The foreign ministers of Egypt and Israel, with the United States acting as host, resumed face-to-face talks yesterday after a delay of six months. There was no sign, however, of early progress toward narrowing the wide gap between them.
Egyptian spokesman Hamdi Nada, speaking to reporters midway through 5 1/2 hours of meetings in a heavily guarded medieval castle, called the Israeli proposals "unacceptable" and said his delegation is "still waiting for more positive response from the Israelis to our initiative and our proposals."
Israeli spokesman Naftali Lavie said the Egyptian proposals are unacceptable to his country but he reported on the meeting in more positive terms and expressed hope for some movement toward agreements.
According to a U.S. spokesman, the meeting was opened with a brief statement by Secretary of State Cyrus Vance with the rest of the time devoted to discussion between Egyptian Foreign Minister Mohammed Kamel and Israeli Foreign Minister Moshe Davan and their teams of advisers.
U.S. officials, who said in advance that the castle talks are aimed at re-starting and then accelerating the stalled Egyptian-Israeli negotiations, have made plans to send special ambassador Alfred L. Atherton to the Middle East later this week to arrange follow-up talks.
The Egyptian spokesman said, however, that Cairo has not decided whether to resume full-scale negotiations with Israel, and he told reporters after the initial session that "nothing happened to enable us to say there will be further talks after the current meetings."

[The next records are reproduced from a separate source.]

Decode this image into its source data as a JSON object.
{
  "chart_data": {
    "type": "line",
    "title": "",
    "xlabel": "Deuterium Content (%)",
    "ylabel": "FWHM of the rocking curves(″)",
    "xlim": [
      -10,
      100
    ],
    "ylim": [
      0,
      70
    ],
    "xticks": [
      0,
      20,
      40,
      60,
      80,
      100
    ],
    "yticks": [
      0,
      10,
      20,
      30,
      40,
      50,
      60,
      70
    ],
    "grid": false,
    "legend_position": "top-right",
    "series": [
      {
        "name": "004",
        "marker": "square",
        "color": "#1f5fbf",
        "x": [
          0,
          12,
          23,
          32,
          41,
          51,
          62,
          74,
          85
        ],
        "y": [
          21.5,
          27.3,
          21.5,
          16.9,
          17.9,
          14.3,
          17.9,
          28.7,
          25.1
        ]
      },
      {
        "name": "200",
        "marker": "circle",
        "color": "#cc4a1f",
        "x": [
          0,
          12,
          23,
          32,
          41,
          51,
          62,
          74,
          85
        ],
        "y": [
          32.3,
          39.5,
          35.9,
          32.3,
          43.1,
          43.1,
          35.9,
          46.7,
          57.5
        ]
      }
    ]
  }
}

Egypt's official Middle East News Agency quoted President Anwar Sadat as saying late yesterday that it would be useless to hold further talks with Israel "unless there is a response (to Egypt's proposals) or a new element that can be a basis for discussions." Sadat spoke in Khartoum, Sudan where he was attending a meeting of the Organization of African Unity.

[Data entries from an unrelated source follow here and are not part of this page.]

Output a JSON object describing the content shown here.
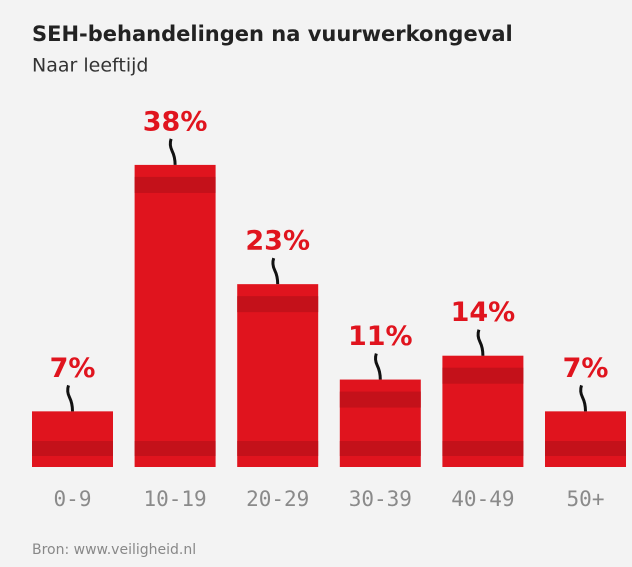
{
  "chart_data": {
    "type": "bar",
    "title": "SEH-behandelingen na vuurwerkongeval",
    "subtitle": "Naar leeftijd",
    "categories": [
      "0-9",
      "10-19",
      "20-29",
      "30-39",
      "40-49",
      "50+"
    ],
    "values": [
      7,
      38,
      23,
      11,
      14,
      7
    ],
    "value_labels": [
      "7%",
      "38%",
      "23%",
      "11%",
      "14%",
      "7%"
    ],
    "color": "#e0141e",
    "source": "Bron: www.veiligheid.nl"
  }
}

Accordng to briefings for more than 100 reporters gathered at the Great Danes Hotel, down the road from the historic Leeds Castle, no new ideas were put forth by either side in the initial stages of the talks.
Vance began sessions in positive fashion by listing points of agreement between the peace plans of the two sides. These are acceptance of five-year transitional period for the Israeli-occupied West Bank and Gaza Strip, a form of self-government for the areas, the need for security arrangements to protect Israel and the objective of normal relations between Egypt and Israel.
Vance did not dwell on the fundamental and central disagreement: whether or not Israel will agree to withdraw under any conditions and to any extent from the areas which it occupied in the 1967 war.
The setting, around a small table in the seminar room of Henry VIII's "Gloriette," which was added to the ancient castle as a royal apartment in the 1500s, was somewhat more formal than the no-table, conversational-style proposed by the American planners. There was no explanation for the change.
The three delegations ate luncheon and dinner together at a baronial oak table. They had no company other than each other, because the castle was sealed off by security men and police. Helicopters flew back and forth over the castlegrounds and police cars ringed the estate outside the castle moat.
The unusual security precautions, which were ordered after Britain received intelligence reports of a possible attack against the meeting by a Palestinian extremist group, were called "far overdone" by Dayan, an illustrious soldier in his earlier days.
He said it was "absolutely unacceptable to me" that the meeting was moved to the remote castle for security reasons from its planned site in a downtown London hotel. As if to show her lack of concern about the potential danger, Dayan's wife left the castle yesterday afternoon to go shopping.
The foreign ministers are expected to give a fuller report on the nature and results of their discussions when they emerge from the two days of meetings and seclusion this afternoon.